Position	Raw Plot	Scaled Plot	Scale Factor
(0, 0)			1.10
(5, 3)			1.23
(5, -3)			1.13
(0, 3)			1.19
(-3, -2)			1.26

Merged Plot

I used straightforward transformation matrices making the simplifying assumption that the space is flat (i.e. two-dimensional) and that the distance between the center of the robot and ToF sensor was negligible, giving:

\[\begin{bmatrix} x \\ y \end{bmatrix} = \begin{bmatrix} x_0 + r \cos(\theta) \\ y_0 + r \sin(\theta) \end{bmatrix}\]

where \(r\) is the distance measurement in millimeters, \(\theta\) is the angle measurement in radians, and \((x_0, y_0)\) is the location where the reading was taken in millimeters.

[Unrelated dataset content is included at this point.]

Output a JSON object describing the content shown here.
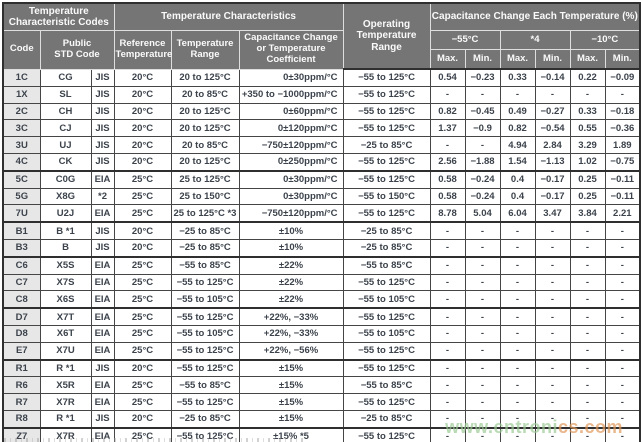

I tried to determine apparent walls from my data, shown below, and while I was able to get a general (admittedly wonky) shape of the room, I struggled to identify any consistent boundaries for the obstacles. It is clear where they are from the polar plots, but there is not enough consistency to deduce many acutal boundaries. This may also be because my ToF sensor is mounted pointing slightly upwards, so distances may be a bit off, but that doesn’t seem to adequately explain the magnitude of the error here.